SIMD-0322 defines the serial execution cost tracker (DTAA), introduces a max serial execution CU limit, and requires deterministic, post-execution accounting. We build on that framework to gate replay throughput based on real-time lag.

SIMD-0322 Foundations

SIMD-0322 proposes a deterministic transaction assignment algorithm (DTAA) that computes the serial execution makespan by tracking virtual execution tracks. The proposal adds a max serial execution CU limit (25M CUs in the PR) to bound worst-case replay time, independent of total block CUs.

  • Cost tracking uses actual CUs consumed post-execution, not requested limits.
  • All validators must compute identical makespan results to avoid equivocation.
  • Vote transactions are tracked but excluded from the serial execution limit.

Attester Attestation Extension

Each attester attestation includes the most recent bank hash that the attester has replayed up to. We treat this as a signed replay watermark that can be aggregated across the attester set.

replayed_bank_hash: Hash
replayed_bank_hash_slot: u64

A bank hash is considered valid when it matches the local view of the finalized fork at the given slot.

Median Replay Lag Signal

We compute the median of the valid replayed bank hash slots to estimate how far behind the cluster is. The median is robust to outliers and provides a stable signal even when some attesters are slow or faulty.

median_replay_slot = median(valid_attestation.replayed_bank_hash_slot)
replay_lag_slots = current_slot - median_replay_slot

Replay Budget Control Loop

  1. Aggregate attester attestations and filter to valid bank hashes.
  2. Compute the median replay slot and derive replay lag in slots.
  3. If replay lag exceeds a high-water threshold, reduce the serial execution CU limit for replay.
  4. If replay lag stays below a low-water threshold for a sustained window, restore full limits.
  5. Apply hysteresis to avoid oscillating between thresholds.

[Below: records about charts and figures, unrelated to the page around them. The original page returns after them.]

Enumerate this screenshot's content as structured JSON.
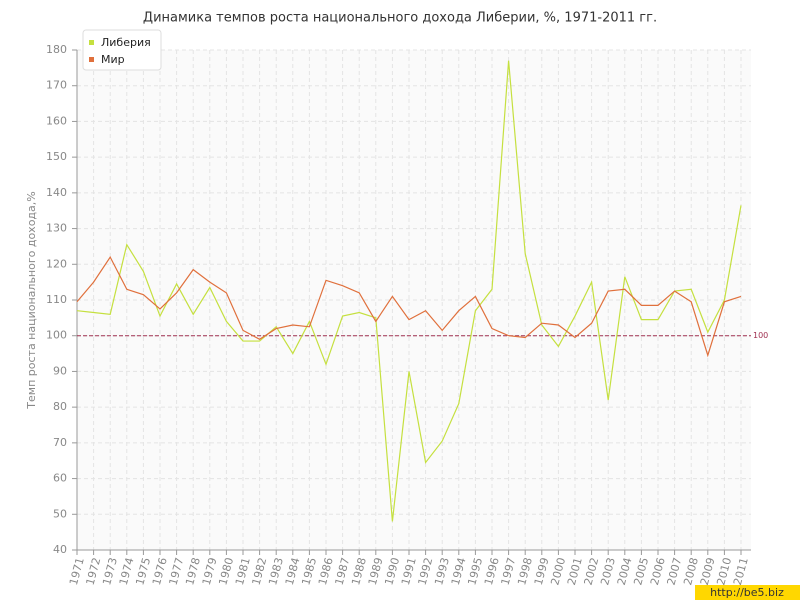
{
  "chart_data": {
    "type": "line",
    "title": "Динамика темпов роста национального дохода Либерии, %, 1971-2011 гг.",
    "y_label": "Темп роста национального дохода,%",
    "categories": [
      "1971",
      "1972",
      "1973",
      "1974",
      "1975",
      "1976",
      "1977",
      "1978",
      "1979",
      "1980",
      "1981",
      "1982",
      "1983",
      "1984",
      "1985",
      "1986",
      "1987",
      "1988",
      "1989",
      "1990",
      "1991",
      "1992",
      "1993",
      "1994",
      "1995",
      "1996",
      "1997",
      "1998",
      "1999",
      "2000",
      "2001",
      "2002",
      "2003",
      "2004",
      "2005",
      "2006",
      "2007",
      "2008",
      "2009",
      "2010",
      "2011"
    ],
    "series": [
      {
        "name": "Либерия",
        "color": "#c5e03f",
        "values": [
          107,
          106.5,
          106,
          125.5,
          118,
          105.5,
          114.5,
          106,
          113.5,
          104,
          98.5,
          98.5,
          102.5,
          95,
          104,
          92,
          105.5,
          106.5,
          105,
          48,
          90,
          64.5,
          70.5,
          81,
          107,
          113,
          177,
          123,
          103,
          97,
          105.5,
          115,
          82,
          116.5,
          104.5,
          104.5,
          112.5,
          113,
          101,
          110,
          136.5
        ]
      },
      {
        "name": "Мир",
        "color": "#e0703c",
        "values": [
          109.5,
          115,
          122,
          113,
          111.5,
          107.5,
          112,
          118.5,
          115,
          112,
          101.5,
          99,
          102,
          103,
          102.5,
          115.5,
          114,
          112,
          104,
          111,
          104.5,
          107,
          101.5,
          107,
          111,
          102,
          100,
          99.5,
          103.5,
          103,
          99.5,
          103.5,
          112.5,
          113,
          108.5,
          108.5,
          112.5,
          109.5,
          94.5,
          109.5,
          111
        ]
      }
    ],
    "ylim": [
      40,
      180
    ],
    "yticks": [
      40,
      50,
      60,
      70,
      80,
      90,
      100,
      110,
      120,
      130,
      140,
      150,
      160,
      170,
      180
    ],
    "grid": true,
    "reference_line": 100,
    "reference_color": "#a03050",
    "legend_position": "top-left",
    "watermark": "http://be5.biz"
  }
}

The control loop directly tunes the serial execution limit introduced by SIMD-0322 (or an equivalent replay budget) to keep replay within the slot time budget on reference hardware.

Implementation Scope

  • Add replay watermark fields to attester attestation signing and verification.
  • Define validation rules for replayed bank hashes against the local finalized fork.
  • Compute median replay slot in the leader/validator aggregation path.
  • Expose replay lag metrics for monitoring and operator visibility.
  • Implement a hysteresis-based CU budget controller tied to SIMD-0322 limits.
  • Simulate adversarial or skewed attester sets to confirm median robustness.

Open Questions

  • What slot lag thresholds best match real-world replay headroom?
  • Should the controller scale the serial execution limit linearly or step-wise?
  • How do we treat attesters that attest to non-finalized forks or stale bank hashes?